Cos’è la tintura naturale?

Ho sempre avuto la passione per il colore. Da bambina mi divertivo a preparare dolci di tutte le tinte da condividere con i miei compagni di classe. Mi piaceva osservarli nel gustare quello che avevo preparato per loro e riportare a casa, con una sana dose di curiosità e stupore, quelli che venivano rifiutati. I miei compagni di classe rifiutavano sempre i dolci blu, una tonalità che non era presente nell’alimentazione quotidiana.
I miei dolcetti avevano tutti il medesimo sapore, cambiava solo il colore.
Bastava così poco per rivoluzionare un risultato?
Io mi domandavo dove fosse nato il colore.

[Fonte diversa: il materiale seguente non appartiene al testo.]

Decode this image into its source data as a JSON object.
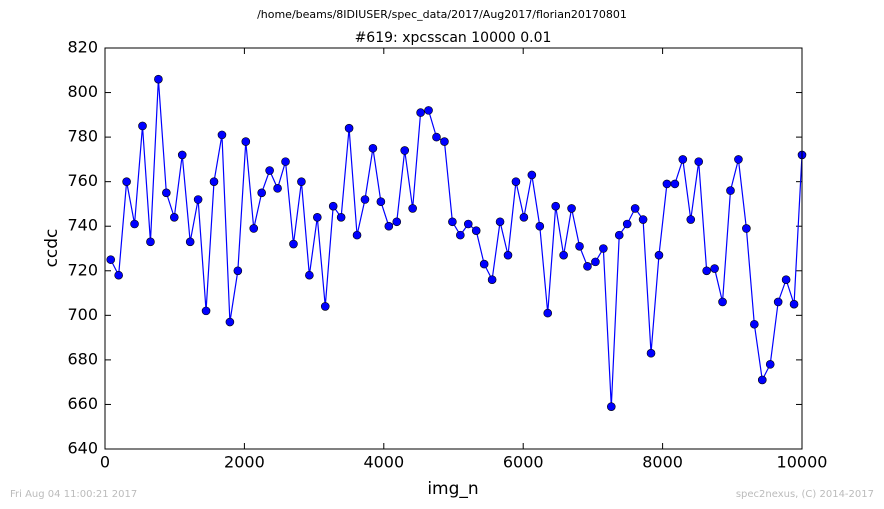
{
  "chart_data": {
    "type": "line",
    "suptitle": "/home/beams/8IDIUSER/spec_data/2017/Aug2017/florian20170801",
    "title": "#619: xpcsscan 10000 0.01",
    "xlabel": "img_n",
    "ylabel": "ccdc",
    "footer_left": "Fri Aug 04 11:00:21 2017",
    "footer_right": "spec2nexus, (C) 2014-2017",
    "x": [
      82,
      196,
      310,
      424,
      538,
      652,
      766,
      880,
      994,
      1108,
      1222,
      1336,
      1450,
      1564,
      1678,
      1792,
      1906,
      2020,
      2134,
      2248,
      2362,
      2476,
      2590,
      2704,
      2818,
      2932,
      3046,
      3160,
      3274,
      3388,
      3502,
      3616,
      3730,
      3844,
      3958,
      4072,
      4186,
      4300,
      4414,
      4528,
      4642,
      4756,
      4870,
      4984,
      5098,
      5212,
      5326,
      5440,
      5554,
      5668,
      5782,
      5896,
      6010,
      6124,
      6238,
      6352,
      6466,
      6580,
      6694,
      6808,
      6922,
      7036,
      7150,
      7264,
      7378,
      7492,
      7606,
      7720,
      7834,
      7948,
      8062,
      8176,
      8290,
      8404,
      8518,
      8632,
      8746,
      8860,
      8974,
      9088,
      9202,
      9316,
      9430,
      9544,
      9658,
      9772,
      9886,
      10000
    ],
    "series": [
      {
        "color": "#0000ff",
        "values": [
          725,
          718,
          760,
          741,
          785,
          733,
          806,
          755,
          744,
          772,
          733,
          752,
          702,
          760,
          781,
          697,
          720,
          778,
          739,
          755,
          765,
          757,
          769,
          732,
          760,
          718,
          744,
          704,
          749,
          744,
          784,
          736,
          752,
          775,
          751,
          740,
          742,
          774,
          748,
          791,
          792,
          780,
          778,
          742,
          736,
          741,
          738,
          723,
          716,
          742,
          727,
          760,
          744,
          763,
          740,
          701,
          749,
          727,
          748,
          731,
          722,
          724,
          730,
          659,
          736,
          741,
          748,
          743,
          683,
          727,
          759,
          759,
          770,
          743,
          769,
          720,
          721,
          706,
          756,
          770,
          739,
          696,
          671,
          678,
          706,
          716,
          705,
          772
        ]
      }
    ],
    "xlim": [
      0,
      10000
    ],
    "xticks": [
      0,
      2000,
      4000,
      6000,
      8000,
      10000
    ],
    "ylim": [
      640,
      820
    ],
    "yticks": [
      640,
      660,
      680,
      700,
      720,
      740,
      760,
      780,
      800,
      820
    ]
  }
}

Mi chiedevo: è solo un’abilità del nostro corpo, il percepire un mondo in bianco e nero in modo differente da ciò che è? O davvero la Natura ha inventato una gamma di tonalità così vasta da andare oltre le sette sfumature dell’arcobaleno?
 Il potere che il colore esercita sulla nostra vita mi ha spinta a ricercare quali fossero le sue origini per molto tempo. Fu così che scoprii che le sue radici erano connesse con la Terra e il potere della Natura.
 

La storia della tintura naturale

La storia della tintura naturale ha origini antiche e parla di rispetto per l’ambiente, di ritmi lenti e di duro lavoro ripagato da risultati intensi e mai banali, dove ogni tintura è una scoperta straordinaria e un dono inaspettato del territorio.
La storia della tintura sembrava rubata a un romanzo.
Un chimico inglese, una scoperta accidentale ed ecco che da una sostanza chimica, l’anilina, fu ricavato un colore: il malva. Davanti alla scoperta scientifica, alla rapidità con cui la produzione poteva aumentare e i costi per le materie prime ridursi, la tintura tessile divenne a base di sostanze chimiche. Era la metà dell’Ottocento, in piena esplosione industriale ed espansione economica. Dovevo aggiungere altro? I colori, in quel contesto, non avevano sfumature né potevano contenere errori: erano sintetizzati in modo perfetto, rubati alla natura e riprodotti in laboratorio.
 
E prima dei colori chimici cosa c’era? mi chiedevo.
C’era la tintura naturale. Solo lei.
Millenni di storia della tessitura e della moda dove l’unica possibilità per tingere i tessuti era utilizzare le risorse della Terra. Bacche, piante, cortecce, radici, spezie, frutta, fiori e ortaggi sono ancora oggi le materie prime da cui ricavare colori unici per abiti e tessuti in fibre naturali come lana, seta, cotone, lino e canapa. C’è un unico imperativo: tutto deve essere naturale, qualsiasi sostanza chimica e industriale è bandita.
 
La storia della tintura naturale si affianca alla storia dell’umanità.
Dalla Preistoria a metà Ottocento non c’è stato altro se non la tintura naturale.
Fu grazie al commercio tra i popoli del Mediterraneo che l’Impero Romano lasciò andare i colori austeri delle proprie vesti per ricercare nella tintura naturale uno status sociale ed economico.
L’industrializzazione interruppe questo mercato virtuoso a metà dell’Ottocento, tuttavia non andarono persi gli insegnamenti di una tradizione antichissima che oggi sta tornando nelle nostre case grazie alla volontà di valorizzare ciò che la Natura ci può offrire, in contrapposizione all’appiattimento freddo e sterile dei colori chimici.
Ed eccola lì, la radice del colore: nella Terra, nella Natura che mi circondava, nei suoi prodotti.
La tintura naturale è un gesto delicato e consapevole verso noi stessi, i nostri figli e il nostro pianeta. Utilizzare questo metodo per tingere i nostri tessuti significa inserirsi all’interno dell’ecosistema e attingere alle sue risorse nel pieno rispetto di noi stessi e dell’ambiente.
In una società che non fa sconti sulla velocità del progresso tecnologico, da diversi anni il movimento green sta portando avanti la sua battaglia verso la sostenibilità.
L’attenzione alla lettura delle etichette dei prodotti acquistati, dei componenti dei prodotti di bellezza e della sostenibilità agricola con l’acquisto di prodotti a Km 0 ci sta mostrando che una vita da consumatori consapevoli è possibile.
La riscoperta della tintura naturale fa parte di questa ricerca, del desiderio di tornare a un contatto più intimo con la Natura lasciandoci avvolgere dai suoi ritmi e dai prodotti che può offrirci, senza forzature e nel pieno rispetto dei suoi cicli.